Though no group immediately claimed responsibility for the deadly attack in Istanbul, Turkish Prime Minister Ahmet Davutoglu blamed ISIS.
Sen. John McCain, R-Ariz., chairman of the Senate Armed Services Committee, told Fox News that until the U.S. takes out the terror group’s base in Raqqa, Syria, more attacks are likely.
“It’s going to continue and the tragedy of all this is that as we celebrate the ... re-taking [of] Ramadi, the second-largest city in Iraq is still under ISIS control and there is no strategy whatsoever to take [on] ISIS,” he told Fox News. “As long as this administration is in power you will see this base of operations and propaganda and effective attacks throughout the world.”
Following news of the attack, the White House renewed its calls for a united campaign to defeat the terror organization.

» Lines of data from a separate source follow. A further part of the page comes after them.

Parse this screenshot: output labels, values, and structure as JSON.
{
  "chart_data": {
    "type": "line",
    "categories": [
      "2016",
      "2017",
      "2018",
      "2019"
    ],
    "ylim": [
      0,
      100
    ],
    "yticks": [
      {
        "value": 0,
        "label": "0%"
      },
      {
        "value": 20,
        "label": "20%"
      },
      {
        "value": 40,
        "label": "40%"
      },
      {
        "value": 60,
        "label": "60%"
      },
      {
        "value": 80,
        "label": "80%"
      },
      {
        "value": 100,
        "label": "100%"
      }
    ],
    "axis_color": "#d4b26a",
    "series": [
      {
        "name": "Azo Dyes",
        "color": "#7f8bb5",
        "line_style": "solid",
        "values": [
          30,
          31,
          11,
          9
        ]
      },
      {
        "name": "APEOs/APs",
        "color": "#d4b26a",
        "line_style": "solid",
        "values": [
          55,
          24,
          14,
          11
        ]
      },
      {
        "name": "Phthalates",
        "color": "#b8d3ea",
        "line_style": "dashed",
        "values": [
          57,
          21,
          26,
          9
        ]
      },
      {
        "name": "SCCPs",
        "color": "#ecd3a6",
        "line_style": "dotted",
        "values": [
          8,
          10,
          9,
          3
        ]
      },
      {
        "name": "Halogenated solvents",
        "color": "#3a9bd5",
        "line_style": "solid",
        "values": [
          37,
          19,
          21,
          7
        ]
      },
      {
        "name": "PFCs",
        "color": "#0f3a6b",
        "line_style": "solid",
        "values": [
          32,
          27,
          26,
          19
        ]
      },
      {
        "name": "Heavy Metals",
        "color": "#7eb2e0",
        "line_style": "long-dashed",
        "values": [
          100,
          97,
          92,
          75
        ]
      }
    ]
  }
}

“This heinous attack occurred in Istanbul’s historic heart, and struck Turks and foreign tourists alike,” National Security Council spokesman Ned Price said in a written statement. “We stand together with Turkey, a NATO ally, a strong partner and a valued member of the Counter-ISIL coalition, in the face of this attack and pledge our ongoing cooperation and support in the fight against terrorism.”
Sen. Tim Kaine, D-Va., echoed the sentiment.
“The continued slaughter of innocent civilians is savage and unjustified, and the United States stands firmly with our allies, including the governments of Turkey and Iraq, to defeat those who use terror to pursue their despicable objectives,” Kaine said in a written statement.
The Virginia lawmaker, who was in Istanbul’s Sultanahmet Square last week, is part of an eight-member congressional delegation focused on regional security, including oversight of the war in Syria as well as U.S. efforts to combat ISIS.
Tuesday’s blast took place in Sultanahmet Square which is located in the city’s Fatih district and is home to the historic Blue Mosque and Haghia Sophia museum.
“The United States will not [waver] in its pursuit of [ISIS] around the globe until it and its radical ideology is defeated,” Kaine said. He added, “That a bomber should attack an area representative of historical bridges between the East and West and Christian and Muslim only strengthens the resolve of our fight.”
"This incident has shown once again that we have to stand in full unity against terror," Turkey’s President Recep Tayyip Erdoğan said, according to the Hurriyet Daily News.
"Turkey is resolute and its principled position will continue. It makes no difference to us what their names and abbreviations are. The first target of all terrorist organizations in this region is Turkey because Turkey is struggling against all of those with the same resolution."
Turkish officials identified the alleged attacker as Nabil Fadli. Fadli was born in Saudi Arabia in 1988 and recently entered Turkey through Syria. Fadli was not on an official terrorism watch list, Turkey’s Deputy Prime Minister Numan Kurtulmus said.
The Associated Press contributed to this report.